I keep going over it in my head trying to figure out what's the best for all involved. I'm not thinking about my ex. (probably in time he'd come around, but now he's against it)
My kids, both don't want another one to join us, selfish i guess, but they're having to deal with their dad getting married and her having a toddler, so i guess they're over it all.
As i said, i love my job and just getting into it all and finally getting somewhere, i really dont' want to give that up. I'd need another room for the baby, so i'd have to move, which isn't really something i want to do right now or could.
I have thought of adopting it out, but i don't know if i'd be able to, nothing worse then getting to the end and wanting it. If i could either find a great but cheap babysitter, i'd probably keep it.

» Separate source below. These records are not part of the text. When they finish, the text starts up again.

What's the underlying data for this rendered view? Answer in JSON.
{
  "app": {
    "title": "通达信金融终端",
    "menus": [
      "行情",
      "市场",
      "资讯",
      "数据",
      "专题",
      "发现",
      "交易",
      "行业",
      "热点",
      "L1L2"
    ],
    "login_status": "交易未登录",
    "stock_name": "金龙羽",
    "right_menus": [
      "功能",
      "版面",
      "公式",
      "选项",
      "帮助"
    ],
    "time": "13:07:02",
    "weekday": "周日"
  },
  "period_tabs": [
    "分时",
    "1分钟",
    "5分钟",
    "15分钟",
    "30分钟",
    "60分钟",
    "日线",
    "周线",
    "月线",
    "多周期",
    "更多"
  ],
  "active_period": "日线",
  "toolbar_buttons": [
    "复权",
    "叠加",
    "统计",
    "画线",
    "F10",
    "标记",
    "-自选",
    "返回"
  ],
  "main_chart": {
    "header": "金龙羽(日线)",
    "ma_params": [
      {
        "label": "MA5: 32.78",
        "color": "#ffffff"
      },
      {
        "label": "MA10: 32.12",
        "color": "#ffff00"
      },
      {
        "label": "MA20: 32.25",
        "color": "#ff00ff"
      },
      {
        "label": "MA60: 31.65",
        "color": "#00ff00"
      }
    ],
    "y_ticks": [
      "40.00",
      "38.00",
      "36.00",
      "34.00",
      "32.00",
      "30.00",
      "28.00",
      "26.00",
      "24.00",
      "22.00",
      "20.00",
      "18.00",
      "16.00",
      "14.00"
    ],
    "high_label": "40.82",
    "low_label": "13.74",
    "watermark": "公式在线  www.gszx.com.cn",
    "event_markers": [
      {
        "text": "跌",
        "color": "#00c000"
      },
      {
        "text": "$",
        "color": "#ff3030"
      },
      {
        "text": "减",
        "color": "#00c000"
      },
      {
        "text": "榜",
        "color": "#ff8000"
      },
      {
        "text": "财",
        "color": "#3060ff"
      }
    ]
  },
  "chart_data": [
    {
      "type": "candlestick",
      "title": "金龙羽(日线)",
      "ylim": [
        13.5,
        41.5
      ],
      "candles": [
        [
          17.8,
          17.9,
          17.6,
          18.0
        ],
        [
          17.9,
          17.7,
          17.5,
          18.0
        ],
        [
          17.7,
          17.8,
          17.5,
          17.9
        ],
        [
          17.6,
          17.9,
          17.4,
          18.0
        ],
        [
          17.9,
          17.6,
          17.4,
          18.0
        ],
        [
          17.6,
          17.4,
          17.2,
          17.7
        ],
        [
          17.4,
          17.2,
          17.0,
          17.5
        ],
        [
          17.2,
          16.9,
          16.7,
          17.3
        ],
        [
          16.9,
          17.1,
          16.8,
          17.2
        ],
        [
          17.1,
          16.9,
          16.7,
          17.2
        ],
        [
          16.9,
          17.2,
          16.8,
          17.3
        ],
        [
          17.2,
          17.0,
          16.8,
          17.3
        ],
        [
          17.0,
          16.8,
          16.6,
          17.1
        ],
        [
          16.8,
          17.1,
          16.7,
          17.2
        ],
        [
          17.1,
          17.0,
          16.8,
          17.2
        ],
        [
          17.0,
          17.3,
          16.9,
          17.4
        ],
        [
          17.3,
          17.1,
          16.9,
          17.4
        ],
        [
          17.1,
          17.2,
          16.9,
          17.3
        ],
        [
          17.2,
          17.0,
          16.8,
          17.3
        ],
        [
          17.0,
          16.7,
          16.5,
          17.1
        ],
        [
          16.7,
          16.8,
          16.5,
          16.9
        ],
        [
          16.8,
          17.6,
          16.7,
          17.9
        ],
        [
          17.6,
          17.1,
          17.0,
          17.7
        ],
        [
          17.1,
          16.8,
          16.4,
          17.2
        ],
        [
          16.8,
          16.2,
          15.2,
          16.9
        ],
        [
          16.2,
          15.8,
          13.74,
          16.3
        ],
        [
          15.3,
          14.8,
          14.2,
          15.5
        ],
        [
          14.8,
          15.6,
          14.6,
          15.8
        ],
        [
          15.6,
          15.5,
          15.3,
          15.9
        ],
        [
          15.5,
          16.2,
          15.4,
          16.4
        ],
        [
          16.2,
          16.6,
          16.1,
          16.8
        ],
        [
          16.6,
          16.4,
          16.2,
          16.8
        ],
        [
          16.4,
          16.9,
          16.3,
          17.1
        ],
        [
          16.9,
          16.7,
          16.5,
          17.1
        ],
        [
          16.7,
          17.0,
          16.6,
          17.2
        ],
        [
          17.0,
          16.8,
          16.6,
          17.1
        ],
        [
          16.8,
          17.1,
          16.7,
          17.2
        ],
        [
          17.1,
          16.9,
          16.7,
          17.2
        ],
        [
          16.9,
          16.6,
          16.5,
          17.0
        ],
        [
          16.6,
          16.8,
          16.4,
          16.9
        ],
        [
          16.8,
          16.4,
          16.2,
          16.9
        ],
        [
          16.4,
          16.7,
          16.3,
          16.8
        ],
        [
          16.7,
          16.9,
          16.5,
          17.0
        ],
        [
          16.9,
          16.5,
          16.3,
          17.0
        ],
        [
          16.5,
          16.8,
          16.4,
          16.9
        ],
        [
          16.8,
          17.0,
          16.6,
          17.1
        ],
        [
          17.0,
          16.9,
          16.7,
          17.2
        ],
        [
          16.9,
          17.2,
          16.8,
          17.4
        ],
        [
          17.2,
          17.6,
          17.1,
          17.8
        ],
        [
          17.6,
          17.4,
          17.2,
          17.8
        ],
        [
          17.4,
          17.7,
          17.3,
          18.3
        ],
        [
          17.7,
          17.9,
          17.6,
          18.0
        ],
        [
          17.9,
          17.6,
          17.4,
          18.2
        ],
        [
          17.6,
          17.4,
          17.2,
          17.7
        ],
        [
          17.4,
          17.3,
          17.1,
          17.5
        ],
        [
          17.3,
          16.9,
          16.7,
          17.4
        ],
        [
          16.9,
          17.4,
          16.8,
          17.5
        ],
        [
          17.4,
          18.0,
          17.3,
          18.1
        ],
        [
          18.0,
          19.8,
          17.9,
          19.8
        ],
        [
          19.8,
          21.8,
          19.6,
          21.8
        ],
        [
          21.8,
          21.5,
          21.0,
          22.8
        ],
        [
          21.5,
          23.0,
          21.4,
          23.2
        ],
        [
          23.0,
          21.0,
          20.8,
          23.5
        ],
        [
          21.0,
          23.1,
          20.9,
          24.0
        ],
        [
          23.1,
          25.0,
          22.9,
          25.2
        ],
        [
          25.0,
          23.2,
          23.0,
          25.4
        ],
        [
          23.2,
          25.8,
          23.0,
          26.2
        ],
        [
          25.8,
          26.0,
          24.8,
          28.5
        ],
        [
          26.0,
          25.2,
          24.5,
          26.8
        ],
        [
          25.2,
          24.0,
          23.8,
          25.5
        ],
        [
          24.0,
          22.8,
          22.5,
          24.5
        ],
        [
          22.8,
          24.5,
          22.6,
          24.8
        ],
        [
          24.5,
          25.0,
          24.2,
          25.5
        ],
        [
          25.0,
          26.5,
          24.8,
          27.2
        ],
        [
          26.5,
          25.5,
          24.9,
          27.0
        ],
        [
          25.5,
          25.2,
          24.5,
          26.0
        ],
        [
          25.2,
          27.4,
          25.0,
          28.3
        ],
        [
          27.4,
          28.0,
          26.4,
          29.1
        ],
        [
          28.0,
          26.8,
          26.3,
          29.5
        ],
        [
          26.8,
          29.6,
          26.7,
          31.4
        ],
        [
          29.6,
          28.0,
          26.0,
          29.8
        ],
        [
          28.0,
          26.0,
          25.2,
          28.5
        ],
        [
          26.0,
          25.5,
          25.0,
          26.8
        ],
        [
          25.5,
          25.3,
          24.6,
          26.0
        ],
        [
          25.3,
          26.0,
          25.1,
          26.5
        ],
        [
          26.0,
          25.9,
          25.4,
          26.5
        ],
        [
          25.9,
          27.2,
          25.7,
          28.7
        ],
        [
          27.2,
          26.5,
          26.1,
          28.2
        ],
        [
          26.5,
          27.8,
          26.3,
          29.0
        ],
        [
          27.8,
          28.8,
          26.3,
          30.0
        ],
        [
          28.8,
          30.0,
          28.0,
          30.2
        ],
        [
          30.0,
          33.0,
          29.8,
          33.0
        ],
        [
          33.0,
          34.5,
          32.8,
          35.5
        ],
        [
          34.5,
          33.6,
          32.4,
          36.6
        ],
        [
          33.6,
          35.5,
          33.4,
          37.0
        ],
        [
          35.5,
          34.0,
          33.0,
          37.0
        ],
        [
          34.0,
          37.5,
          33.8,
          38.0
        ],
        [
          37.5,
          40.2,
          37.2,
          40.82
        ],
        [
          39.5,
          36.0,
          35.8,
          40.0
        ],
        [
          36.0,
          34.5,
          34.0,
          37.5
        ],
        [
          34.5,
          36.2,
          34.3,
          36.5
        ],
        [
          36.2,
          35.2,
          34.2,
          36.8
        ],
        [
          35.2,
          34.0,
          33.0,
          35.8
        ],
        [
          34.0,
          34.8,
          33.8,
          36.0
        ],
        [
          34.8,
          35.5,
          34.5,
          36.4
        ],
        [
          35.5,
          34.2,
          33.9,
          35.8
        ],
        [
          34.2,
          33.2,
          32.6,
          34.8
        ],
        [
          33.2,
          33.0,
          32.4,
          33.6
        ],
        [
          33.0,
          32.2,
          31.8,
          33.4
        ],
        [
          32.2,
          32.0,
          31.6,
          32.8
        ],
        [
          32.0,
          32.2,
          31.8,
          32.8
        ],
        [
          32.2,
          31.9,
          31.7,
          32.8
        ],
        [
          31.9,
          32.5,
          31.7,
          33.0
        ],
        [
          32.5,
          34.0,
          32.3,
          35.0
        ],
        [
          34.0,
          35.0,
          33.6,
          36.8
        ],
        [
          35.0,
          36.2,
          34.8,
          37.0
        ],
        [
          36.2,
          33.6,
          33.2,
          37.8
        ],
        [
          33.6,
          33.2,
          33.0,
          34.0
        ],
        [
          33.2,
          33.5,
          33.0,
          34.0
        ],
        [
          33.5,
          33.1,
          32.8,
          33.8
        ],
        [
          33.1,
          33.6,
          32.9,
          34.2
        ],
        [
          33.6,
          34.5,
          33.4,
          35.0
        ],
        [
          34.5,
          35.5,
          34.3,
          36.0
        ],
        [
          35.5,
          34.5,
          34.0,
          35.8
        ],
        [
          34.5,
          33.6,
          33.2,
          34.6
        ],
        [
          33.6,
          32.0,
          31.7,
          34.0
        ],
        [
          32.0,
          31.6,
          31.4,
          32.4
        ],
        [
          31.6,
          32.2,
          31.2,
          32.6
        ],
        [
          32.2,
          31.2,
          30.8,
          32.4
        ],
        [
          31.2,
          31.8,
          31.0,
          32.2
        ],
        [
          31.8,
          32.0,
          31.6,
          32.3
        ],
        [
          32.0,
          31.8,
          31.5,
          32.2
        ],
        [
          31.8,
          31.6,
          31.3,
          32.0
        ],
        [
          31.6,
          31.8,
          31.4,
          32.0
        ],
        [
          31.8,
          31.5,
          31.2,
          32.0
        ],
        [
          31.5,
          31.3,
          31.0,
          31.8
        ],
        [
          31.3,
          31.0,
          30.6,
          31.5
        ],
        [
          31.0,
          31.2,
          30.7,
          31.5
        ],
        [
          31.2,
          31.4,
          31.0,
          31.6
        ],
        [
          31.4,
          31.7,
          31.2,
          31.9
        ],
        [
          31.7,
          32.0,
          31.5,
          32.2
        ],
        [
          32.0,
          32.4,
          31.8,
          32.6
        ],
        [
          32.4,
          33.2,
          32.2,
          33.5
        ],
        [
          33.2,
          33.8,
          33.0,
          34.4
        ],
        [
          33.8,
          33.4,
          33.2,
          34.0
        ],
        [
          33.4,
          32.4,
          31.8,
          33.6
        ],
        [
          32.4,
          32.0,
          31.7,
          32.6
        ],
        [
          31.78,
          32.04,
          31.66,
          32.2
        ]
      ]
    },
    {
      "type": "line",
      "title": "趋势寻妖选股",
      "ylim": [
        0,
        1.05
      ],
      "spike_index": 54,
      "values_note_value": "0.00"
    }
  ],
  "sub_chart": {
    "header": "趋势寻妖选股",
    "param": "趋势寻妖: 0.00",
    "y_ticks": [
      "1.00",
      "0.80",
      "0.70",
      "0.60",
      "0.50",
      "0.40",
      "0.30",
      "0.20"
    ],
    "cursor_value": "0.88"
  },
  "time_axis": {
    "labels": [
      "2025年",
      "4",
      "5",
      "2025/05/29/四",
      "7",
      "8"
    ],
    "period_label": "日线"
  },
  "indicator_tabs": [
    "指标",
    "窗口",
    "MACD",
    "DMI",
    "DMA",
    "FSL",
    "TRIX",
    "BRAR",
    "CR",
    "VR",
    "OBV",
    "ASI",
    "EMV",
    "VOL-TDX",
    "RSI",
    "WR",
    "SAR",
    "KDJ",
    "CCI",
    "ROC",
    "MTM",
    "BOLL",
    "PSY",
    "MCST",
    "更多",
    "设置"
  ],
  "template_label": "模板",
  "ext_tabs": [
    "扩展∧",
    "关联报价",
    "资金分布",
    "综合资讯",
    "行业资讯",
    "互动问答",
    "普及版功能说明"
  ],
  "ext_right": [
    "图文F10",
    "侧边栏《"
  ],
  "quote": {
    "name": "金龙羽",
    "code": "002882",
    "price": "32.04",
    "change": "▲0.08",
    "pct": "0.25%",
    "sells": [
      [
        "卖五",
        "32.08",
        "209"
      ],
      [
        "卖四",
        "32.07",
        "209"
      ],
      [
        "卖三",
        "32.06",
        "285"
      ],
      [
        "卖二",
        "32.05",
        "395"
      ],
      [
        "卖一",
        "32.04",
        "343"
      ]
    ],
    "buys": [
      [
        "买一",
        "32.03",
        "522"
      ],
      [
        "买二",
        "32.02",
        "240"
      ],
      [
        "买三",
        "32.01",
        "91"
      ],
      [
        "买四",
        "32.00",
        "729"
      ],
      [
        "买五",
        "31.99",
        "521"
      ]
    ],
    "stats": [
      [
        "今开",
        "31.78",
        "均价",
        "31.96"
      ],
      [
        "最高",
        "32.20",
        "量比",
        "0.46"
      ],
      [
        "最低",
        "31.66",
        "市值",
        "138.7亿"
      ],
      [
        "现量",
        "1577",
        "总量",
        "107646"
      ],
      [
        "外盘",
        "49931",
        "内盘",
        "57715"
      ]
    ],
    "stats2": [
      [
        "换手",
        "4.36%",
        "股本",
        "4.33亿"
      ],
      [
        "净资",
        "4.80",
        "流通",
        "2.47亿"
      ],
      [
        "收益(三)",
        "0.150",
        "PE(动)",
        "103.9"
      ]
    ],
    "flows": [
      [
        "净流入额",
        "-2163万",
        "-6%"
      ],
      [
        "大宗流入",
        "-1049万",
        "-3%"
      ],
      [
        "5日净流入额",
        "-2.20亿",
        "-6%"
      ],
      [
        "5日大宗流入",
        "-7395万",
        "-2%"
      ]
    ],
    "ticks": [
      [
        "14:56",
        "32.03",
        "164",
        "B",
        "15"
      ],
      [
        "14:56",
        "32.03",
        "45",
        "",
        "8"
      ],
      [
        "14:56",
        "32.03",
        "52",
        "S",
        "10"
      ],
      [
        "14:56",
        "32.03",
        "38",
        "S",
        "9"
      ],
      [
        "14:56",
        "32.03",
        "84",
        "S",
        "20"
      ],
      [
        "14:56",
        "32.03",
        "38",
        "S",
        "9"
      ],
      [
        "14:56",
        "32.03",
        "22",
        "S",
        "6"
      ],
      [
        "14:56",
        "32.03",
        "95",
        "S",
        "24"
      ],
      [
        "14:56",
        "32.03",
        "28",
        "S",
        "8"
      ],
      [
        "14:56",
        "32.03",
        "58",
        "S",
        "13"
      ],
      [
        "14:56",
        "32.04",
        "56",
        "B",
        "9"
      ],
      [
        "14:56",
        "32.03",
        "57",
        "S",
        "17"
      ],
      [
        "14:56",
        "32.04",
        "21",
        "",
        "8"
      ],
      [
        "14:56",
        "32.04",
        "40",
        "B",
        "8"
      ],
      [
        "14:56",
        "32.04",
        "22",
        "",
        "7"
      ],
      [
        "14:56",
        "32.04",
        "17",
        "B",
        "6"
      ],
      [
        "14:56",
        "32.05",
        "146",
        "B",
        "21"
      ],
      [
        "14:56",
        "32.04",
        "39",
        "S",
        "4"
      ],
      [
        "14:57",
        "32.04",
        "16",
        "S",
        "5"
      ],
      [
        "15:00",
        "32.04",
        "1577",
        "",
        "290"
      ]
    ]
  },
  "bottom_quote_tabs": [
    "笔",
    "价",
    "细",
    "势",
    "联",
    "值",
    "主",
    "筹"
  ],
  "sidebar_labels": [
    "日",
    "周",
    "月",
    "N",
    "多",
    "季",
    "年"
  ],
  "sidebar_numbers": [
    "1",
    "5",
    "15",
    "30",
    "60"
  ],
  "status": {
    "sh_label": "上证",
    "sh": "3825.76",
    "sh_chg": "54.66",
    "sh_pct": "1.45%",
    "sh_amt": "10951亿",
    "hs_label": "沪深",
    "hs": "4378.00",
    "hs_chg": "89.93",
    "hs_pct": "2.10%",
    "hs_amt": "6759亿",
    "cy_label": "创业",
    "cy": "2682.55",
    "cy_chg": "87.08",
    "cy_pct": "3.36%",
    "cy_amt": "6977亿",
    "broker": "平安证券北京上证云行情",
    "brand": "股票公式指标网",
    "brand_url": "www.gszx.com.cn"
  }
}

One thought i had was if i did adopt, is having to later deal with the 'why did u give me up?' What if his life ended up crap and it's better if i just didn't go through with it??
Too many thoughts and no answers. I know the easiest way out is to abort but is that the best??
Nelle, i know when i'm pregnant and i know what sex they are. With my first i knew i was pregnant before any test could pick it up. I remember going home over and over with doctors saying it's negative and not pregnant and then finally it showed up. I knew it was a girl. With the second, i knew the sex of it before it. I know how weird this sounds, but back then i was married and my dumb FIL kept saying to have another as we have to have a boy, and i didn't want to do as he said, and i kept having dreams it would be a boy. I finally gave in few years later and sure enough, had a boy. This one feels like a boy.